D’une manière générale, c’est donc au bord de l’eau que l’on a le plus de chance de rencontrer des libellules, même si de nombreux individus en chasse ou en phase de maturation peuvent être observés loin de l’eau dans des prairies, clairières et autres milieux riches en plantes.

Mais quel que soit le mode de recherche des libellules, gardez à l’esprit que vos activités doivent se dérouler dans le plus grand respect des propriétés et des habitats, en évitant toute dégradation, les milieux humides étant particulièrement fragiles !

Quand observer les libellules ?

L’observation des libellules dans les zones humides peut se faire pendant une grande partie de l’année (entre mars et novembre) selon les espèces, les conditions météorologiques et les régions.

Cependant, la période la plus favorable pour l’observation des libellules en émergence, en phase de maturation ou bien les adultes, se situe entre avril et octobre. Certaines espèces, comme le Leste brun Sympecma fusca, hivernent à l’état adulte, et peuvent donc être observées dès les beaux jours. D’autres, comme le Sympétrum strié Sympetrum striolatum et l’Aeschne bleue Aechna cyanea, plus tardives, peuvent voler jusqu’à la fin du mois de novembre.

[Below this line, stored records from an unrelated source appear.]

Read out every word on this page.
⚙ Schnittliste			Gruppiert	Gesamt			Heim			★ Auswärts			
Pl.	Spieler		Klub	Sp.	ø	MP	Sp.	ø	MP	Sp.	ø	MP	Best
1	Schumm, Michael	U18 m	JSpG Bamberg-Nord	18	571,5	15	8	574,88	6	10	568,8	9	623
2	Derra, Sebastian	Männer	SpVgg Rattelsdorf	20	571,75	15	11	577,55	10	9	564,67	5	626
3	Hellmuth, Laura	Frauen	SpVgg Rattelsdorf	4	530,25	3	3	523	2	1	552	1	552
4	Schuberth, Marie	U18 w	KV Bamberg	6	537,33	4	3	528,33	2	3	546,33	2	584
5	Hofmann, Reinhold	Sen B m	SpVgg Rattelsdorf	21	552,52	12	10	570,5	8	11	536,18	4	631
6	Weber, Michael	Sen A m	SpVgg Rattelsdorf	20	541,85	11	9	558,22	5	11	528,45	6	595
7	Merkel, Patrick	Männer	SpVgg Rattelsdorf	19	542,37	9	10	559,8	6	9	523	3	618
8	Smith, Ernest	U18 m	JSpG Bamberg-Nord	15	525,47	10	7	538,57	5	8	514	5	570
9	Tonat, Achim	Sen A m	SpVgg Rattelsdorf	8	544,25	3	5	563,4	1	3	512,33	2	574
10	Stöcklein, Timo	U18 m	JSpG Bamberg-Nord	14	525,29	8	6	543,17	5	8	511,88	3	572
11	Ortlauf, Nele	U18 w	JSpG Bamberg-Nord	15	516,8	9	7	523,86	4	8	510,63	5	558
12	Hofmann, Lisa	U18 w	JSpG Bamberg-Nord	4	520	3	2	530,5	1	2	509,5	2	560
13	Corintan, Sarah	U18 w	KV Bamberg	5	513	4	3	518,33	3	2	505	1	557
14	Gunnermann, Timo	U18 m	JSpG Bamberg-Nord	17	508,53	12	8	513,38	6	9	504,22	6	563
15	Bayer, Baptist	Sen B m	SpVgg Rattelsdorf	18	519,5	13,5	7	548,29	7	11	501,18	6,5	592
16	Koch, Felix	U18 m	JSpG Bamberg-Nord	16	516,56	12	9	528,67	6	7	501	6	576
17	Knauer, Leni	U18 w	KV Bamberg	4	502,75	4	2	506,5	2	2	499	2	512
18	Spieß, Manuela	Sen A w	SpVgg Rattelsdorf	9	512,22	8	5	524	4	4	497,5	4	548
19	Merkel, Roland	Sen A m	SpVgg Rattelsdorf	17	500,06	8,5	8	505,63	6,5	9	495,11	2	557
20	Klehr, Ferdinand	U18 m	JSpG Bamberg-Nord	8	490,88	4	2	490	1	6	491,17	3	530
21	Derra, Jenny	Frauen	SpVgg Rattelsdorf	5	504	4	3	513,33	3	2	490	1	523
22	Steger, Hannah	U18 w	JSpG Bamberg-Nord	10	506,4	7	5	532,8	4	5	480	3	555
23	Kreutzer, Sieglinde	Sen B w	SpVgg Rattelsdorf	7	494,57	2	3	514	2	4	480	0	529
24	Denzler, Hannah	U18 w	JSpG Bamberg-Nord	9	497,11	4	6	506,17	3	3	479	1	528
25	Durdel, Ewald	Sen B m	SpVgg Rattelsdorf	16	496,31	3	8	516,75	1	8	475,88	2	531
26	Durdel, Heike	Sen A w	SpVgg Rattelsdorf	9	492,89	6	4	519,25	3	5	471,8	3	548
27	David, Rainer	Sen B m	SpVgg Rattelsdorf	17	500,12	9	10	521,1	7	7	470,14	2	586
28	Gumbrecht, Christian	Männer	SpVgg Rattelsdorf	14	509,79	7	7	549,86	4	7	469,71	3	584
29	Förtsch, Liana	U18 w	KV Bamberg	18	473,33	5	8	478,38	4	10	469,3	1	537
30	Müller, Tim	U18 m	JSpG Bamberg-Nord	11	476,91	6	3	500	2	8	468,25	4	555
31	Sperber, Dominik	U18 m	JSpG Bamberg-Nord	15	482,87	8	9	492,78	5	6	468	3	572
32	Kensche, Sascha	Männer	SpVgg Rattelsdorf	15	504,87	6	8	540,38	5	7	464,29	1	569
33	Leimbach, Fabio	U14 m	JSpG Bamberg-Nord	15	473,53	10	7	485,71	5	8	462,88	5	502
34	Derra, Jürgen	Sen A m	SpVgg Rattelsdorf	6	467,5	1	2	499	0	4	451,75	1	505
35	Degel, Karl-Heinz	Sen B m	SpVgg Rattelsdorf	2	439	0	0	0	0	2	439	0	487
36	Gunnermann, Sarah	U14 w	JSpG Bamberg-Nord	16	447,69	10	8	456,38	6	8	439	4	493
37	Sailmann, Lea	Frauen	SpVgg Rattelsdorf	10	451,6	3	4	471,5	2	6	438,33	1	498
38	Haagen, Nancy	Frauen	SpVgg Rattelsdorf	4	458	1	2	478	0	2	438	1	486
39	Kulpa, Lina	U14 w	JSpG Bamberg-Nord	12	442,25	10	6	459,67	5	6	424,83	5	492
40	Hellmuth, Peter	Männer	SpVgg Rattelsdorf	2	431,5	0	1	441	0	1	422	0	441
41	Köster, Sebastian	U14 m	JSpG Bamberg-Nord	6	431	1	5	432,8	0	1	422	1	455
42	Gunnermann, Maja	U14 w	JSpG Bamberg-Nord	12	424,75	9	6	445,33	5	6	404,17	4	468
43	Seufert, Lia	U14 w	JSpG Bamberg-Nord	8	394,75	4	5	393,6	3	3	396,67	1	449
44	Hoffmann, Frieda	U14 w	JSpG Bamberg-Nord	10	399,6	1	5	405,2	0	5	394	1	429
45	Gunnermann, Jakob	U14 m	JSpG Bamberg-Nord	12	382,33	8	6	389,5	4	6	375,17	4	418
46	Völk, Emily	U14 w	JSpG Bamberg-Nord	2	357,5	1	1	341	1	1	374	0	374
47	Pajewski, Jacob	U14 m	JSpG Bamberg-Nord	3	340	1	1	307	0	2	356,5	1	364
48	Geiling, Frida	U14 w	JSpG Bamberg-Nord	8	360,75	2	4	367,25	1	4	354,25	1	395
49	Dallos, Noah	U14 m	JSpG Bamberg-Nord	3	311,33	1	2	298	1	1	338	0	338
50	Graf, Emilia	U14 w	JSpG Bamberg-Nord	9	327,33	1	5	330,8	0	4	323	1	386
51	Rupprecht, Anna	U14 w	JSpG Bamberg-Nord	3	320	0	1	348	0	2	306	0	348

Les libellules sont des insectes très sensibles à la température et aux conditions climatiques, elles sont surtout actives aux heures les plus chaudes de la journée S’il fait froid, qu’il pleut ou que le vent souffle, leur activité est réduite et elles préfèrent rester cachées, souvent posées en hauteur dans les arbres ou au milieu des hautes herbes.

Les prospections doivent être orientées pendant la phase optimale d’activité des libellules, à savoir entre 10h et 18h, par temps ensoleillé, vent faible et températures comprises entre 18 et 30°C. D’une manière générale, prospectez à la mi-journée, par temps calme et ensoleillé. Il est bien évident que ces informations très simplifiées doivent être adaptées à chaque cas particulier en fonction de l’objectif de vos recherches.

Les zygoptères ou demoiselles de petite taille sont, dans la majeure partie des cas, peu mobiles et restent à proximité du couvert végétal. Recherchez-les dans les hautes herbes et les milieux proches des berges.

Les anisoptères (grandes espèces) sont souvent plus difficiles à approcher. Insectes hyperactifs pour la plupart, ils se déplacent beaucoup, et pour les observer il est nécessaire de les repérer en vol, et d’attendre qu’ils se posent avant de pouvoir s’approcher avec précaution.

La recherche d’exuvies se fait en général sur la même période que celle des imagos, elle peut ponctuellement et localement être réalisée en hiver, notamment sous les ponts, où les dépouilles larvaires ne sont pas soumises aux intempéries et peuvent rester accrochées très longtemps.

De mars à octobre selon les espèces, les larves quittent le milieu aquatique pour effectuer leur dernière mue. Elles sortent de l’eau, pendant la nuit ou tôt le matin selon les espèces, et grimpent à faible hauteur sur les plantes aquatiques ou sur les plantes rivulaires pour accomplir l’ultime mue faisant apparaître l’imago. La recherche des émergences et des exuvies est donc à privilégier en matinée, par temps non pluvieux, vent faible.

La recherche de larves peut se faire toute l’année. Les relevés seront réalisés sur les milieux de développement larvaire, soit sur la totalité d’un habitat (mare, suintement…), soit sur un ou plusieurs secteurs dans le cas de milieux linéaires (cours d’eau) ou de grande taille (lacs, plans d’eau …).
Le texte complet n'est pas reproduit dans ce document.